Farmers’ failure to supply the Botswana Meat Commission (BMC) with European Union (EU) compliant cattle poses a threat to the commission’s turnaround strategy.
Having been at or near bottom in the past three years, the BMC decided to come up with a three-year turnaround strategy, which comes to an end next year. With the strategy, the commission had hoped to supply EU with more beef.
The executive manager for livestock procurement, Kenneth Makubate said most cattle in Botswana were not compliant with EU standards because of communal farming. Cattle should meet certain standards in order to satisfy the EU market requirements.
“The EU requires that cattle should be traceable and that they should be in the right weight because if they don’t comply we don’t satisfy the market,” he said.
Makubate said most cattle that were brought to the BMC were not in the right weight, which compelled the commission to put them in feed lots for three months so that they reach the required weight.
“If they don’t comply it means we don’t satisfy the market. That is why we have introduced feedlots to try and alleviate the problem of throughput,” he said.
The BMC is also sensitising farmers so that they understand the importance of complying with the requirements.
BMC currently provides its abattoir needs with 70 percent of cattle bought through its field-buying, also known as Direct Cattle Purchase (DCP) programme, whereas privately owned feedlots only supply 30 percent.
EU still remains a lucrative market for Botswana beef. BMC supplied the EU market with 6,000 tonnes of beef in 2013 and 8,000 tonnes last year. By the end of 2014, BMC recorded revenue of P1.16 billion from 144,000 cattle that were slaughtered. This was an increase from P1.08 billion registered in 2013 from the 139,000 slaughtered.
In June, BMC adjusted Carcass Dress Mass (CDM) prices for EU cattle in order to increase throughput.

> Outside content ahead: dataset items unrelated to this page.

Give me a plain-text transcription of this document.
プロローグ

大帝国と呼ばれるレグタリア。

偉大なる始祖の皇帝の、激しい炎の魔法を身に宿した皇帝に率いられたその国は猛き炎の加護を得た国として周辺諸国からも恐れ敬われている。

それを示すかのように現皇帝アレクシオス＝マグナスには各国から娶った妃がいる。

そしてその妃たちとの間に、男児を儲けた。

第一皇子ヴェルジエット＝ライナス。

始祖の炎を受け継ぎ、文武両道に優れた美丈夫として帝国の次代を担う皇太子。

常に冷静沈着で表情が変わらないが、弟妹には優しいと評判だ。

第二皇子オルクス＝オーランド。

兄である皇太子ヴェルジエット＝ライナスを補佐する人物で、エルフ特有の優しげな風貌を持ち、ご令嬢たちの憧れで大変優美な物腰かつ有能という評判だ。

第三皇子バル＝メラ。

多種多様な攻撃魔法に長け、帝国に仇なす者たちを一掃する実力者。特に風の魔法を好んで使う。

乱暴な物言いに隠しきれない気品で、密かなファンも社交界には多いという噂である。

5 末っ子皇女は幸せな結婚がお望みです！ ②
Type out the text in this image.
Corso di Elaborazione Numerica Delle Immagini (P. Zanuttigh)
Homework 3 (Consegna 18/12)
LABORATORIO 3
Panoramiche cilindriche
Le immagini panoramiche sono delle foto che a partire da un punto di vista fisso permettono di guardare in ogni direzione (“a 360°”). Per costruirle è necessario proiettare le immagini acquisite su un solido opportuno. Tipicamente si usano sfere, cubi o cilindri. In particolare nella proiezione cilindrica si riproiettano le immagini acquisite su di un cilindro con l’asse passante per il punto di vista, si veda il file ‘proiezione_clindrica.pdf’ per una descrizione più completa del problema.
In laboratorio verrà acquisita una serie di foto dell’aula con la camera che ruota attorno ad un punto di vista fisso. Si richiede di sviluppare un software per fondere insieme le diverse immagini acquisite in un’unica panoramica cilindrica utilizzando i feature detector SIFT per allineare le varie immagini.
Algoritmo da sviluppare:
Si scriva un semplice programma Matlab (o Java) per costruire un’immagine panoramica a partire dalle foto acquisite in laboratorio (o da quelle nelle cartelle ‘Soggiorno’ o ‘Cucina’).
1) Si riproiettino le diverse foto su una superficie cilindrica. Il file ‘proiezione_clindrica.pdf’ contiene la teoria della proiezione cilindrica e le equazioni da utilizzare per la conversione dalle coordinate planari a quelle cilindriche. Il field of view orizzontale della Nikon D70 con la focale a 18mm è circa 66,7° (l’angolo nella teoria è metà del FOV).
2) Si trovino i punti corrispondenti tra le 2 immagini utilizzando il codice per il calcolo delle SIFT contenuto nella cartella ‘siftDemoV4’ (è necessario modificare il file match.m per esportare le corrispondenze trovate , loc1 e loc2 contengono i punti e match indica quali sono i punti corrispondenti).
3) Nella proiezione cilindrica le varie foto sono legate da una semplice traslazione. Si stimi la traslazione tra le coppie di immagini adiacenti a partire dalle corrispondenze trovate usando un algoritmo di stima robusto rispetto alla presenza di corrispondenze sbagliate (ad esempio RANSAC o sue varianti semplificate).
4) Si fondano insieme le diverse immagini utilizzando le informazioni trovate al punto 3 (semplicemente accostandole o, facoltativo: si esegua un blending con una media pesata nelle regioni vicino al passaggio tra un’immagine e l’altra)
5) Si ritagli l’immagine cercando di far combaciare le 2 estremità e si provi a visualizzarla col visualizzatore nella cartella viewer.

Public relations and communications manager at BMC, Brian Dioka said in an earlier interview that the adjustment sought to redefine the role of the BMC and gradually increase that of the farmers within the beef value-chain. He said the alignment of prices, which affected and benefits all private feedlot holdings that are EU registered, will also give feedlot hopefuls in Botswana a golden chance to take up the business of providing finishing facilities or feedlots and supply the commission with only compliant cattle.
“This ultimately enhances the inclusiveness of all farmers in the sector, but also results in making BMC achieve profits for the farmers,” he said.
He said the incentives attached will benefit only private feedlotters that have signed contracts of supply or livestock procurement agreements (LPA) with BMC, detailing the time, quality and quantity agreed to supply.